Artist Paul Loubet Transforms Library Walls into Art Piece | Berklee Valencia Campus

Artist Paul Loubet Transforms Library Walls into Art Piece

Paul Loubet working on the mural. Photo by Tato Baeza

Berklee College of Music’s campus in Valencia, Spain, along with the faculty of fine arts at the University Polytechnic of Valencia, recently hosted a contest to turn one of the walls in its library into a large-scale art project through a mural installation as part of the 2017 commemoration of the campus’s fifth anniversary.

The call for artists, which started in March this year, was open for a month to artists who were interested in designing and developing an original project that referenced the mission and values of Berklee’s campus in Valencia, its location in the city, and the function of a library space that works as a multipurpose area as well as the place where diversity, learning, investigation, and innovation occur. A five-person committee from Berklee and the University Polytechnic of Valencia was appointed in order to evaluate the projects and select the winner. In total, they received 28 projects with different styles and techniques, presented by 19 mural painting artists, illustrators, and fine arts students from Spain, France, Argentina, and Japan.

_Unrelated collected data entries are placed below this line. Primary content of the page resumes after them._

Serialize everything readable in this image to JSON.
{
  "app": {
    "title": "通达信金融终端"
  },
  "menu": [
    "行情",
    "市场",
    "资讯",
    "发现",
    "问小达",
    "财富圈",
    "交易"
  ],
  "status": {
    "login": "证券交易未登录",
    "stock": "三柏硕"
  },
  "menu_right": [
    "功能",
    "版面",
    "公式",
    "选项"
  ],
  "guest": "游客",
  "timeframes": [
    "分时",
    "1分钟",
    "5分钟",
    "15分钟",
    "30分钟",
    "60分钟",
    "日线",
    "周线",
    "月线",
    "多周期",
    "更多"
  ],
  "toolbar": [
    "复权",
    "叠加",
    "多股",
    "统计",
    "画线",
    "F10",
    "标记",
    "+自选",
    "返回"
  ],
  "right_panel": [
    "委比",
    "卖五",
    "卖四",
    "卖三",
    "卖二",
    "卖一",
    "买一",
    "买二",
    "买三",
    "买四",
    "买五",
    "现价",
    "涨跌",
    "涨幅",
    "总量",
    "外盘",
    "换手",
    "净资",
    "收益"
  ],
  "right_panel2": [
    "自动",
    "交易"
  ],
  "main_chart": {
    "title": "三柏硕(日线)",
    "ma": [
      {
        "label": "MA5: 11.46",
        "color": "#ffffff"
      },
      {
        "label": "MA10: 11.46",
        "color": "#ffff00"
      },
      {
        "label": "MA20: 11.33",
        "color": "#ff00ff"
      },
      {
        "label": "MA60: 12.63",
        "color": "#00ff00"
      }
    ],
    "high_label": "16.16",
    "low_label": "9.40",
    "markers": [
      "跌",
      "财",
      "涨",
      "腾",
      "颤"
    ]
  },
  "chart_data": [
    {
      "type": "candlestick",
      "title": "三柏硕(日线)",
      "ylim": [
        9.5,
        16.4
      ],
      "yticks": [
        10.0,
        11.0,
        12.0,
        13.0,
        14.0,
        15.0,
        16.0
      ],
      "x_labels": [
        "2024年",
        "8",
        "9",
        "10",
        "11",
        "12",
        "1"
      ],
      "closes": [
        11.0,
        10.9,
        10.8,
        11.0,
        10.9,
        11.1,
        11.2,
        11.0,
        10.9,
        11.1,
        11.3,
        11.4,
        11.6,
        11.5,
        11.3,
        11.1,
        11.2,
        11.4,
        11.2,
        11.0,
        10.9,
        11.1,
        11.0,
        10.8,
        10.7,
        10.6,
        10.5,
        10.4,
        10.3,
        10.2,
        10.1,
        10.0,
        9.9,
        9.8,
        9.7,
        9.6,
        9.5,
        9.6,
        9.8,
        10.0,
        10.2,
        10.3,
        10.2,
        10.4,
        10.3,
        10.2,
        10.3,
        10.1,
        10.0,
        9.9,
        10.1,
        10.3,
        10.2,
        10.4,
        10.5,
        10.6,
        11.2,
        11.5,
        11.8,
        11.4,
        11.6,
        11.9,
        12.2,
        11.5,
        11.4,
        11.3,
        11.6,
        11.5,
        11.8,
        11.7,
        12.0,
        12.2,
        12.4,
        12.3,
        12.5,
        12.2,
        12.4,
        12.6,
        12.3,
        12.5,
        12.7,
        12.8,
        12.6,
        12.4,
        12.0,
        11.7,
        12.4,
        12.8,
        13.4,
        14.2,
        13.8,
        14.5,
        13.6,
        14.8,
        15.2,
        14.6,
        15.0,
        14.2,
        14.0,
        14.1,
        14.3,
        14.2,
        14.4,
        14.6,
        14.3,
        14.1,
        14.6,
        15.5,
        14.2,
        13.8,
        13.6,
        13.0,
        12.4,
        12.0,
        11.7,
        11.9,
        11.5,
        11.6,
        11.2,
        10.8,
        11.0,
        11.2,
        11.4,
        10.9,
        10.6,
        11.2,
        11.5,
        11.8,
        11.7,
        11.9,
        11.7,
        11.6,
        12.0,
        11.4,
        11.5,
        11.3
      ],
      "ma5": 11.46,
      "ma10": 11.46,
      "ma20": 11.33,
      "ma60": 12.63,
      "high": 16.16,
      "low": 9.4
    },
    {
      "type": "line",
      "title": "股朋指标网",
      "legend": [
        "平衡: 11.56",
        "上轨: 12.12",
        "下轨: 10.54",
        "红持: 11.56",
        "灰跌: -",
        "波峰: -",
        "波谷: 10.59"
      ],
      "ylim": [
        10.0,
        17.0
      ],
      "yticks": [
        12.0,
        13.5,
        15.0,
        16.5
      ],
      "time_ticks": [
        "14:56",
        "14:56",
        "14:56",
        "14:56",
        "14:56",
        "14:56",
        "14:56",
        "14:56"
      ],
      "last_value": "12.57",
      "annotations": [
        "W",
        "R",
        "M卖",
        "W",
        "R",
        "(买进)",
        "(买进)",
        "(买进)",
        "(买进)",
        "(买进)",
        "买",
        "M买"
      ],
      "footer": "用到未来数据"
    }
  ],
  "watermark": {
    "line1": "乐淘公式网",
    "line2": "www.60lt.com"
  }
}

Watch the outcome of the wall painting:

French artist Paul Loubet was selected as the contest winner with his mural titled Jazz. After graduating from Institut Saint-Luc Tournai in Belgium, Loubet lived in Buenos Aires, Argentina, for five years, where he developed his skills as an illustrator and a mural artist. He has exhibited his paintings in a plethora of art festivals and galleries such as arteBA in Argentina, Logo Gallery in Brazil, Musée des Arts Décoratifs and Galerie P38 in France, Slowboy Gallery in Germany, and Art Moment in Hungary, among others. His illustrations have been published in magazines and books like Die Zeit in Germany, Biscoto and Clark Magazine in France, and Illustration Next in the U.S. In Loubet’s words, “My research and results are a synthesis of naïve art, outsider art, and formal simplicity. I’ve tried to reduce my style and vocabulary to obtain an increasingly simple result using few elements. My goal is to create a mix between abstract painting and naïve painting. I’ve always been fascinated by saying a lot in a little. Therefore, I try to do the same with my art.”

Loubet met all the requirements to participate in the contest, submitting an original project designed specifically for the campus that combined musical and abstract elements that both inspire you and stimulate your imagination. “The selection process was really challenging, given the quality and variety of the projects we received, but Paul’s captured our essence perfectly, and it manages to reflect the past, present, and future of Berklee’s campus in Valencia,” said Alejandro Cuadrado. A librarian and faculty member at Berklee’s campus in Valencia, Cuadrado is the person who created and project managed the contest. “The use of colors is really balanced and provides the space with light without being visually intrusive, thanks to the simplicity of lines and the apparently chaotic, yet really seamless distribution of the elements. Paul also respected the central space, reserved for video projections, without entirely delimiting the area, which we found to be very creative. The design feels very youthful and is very appropriate for an educational center full of artists.”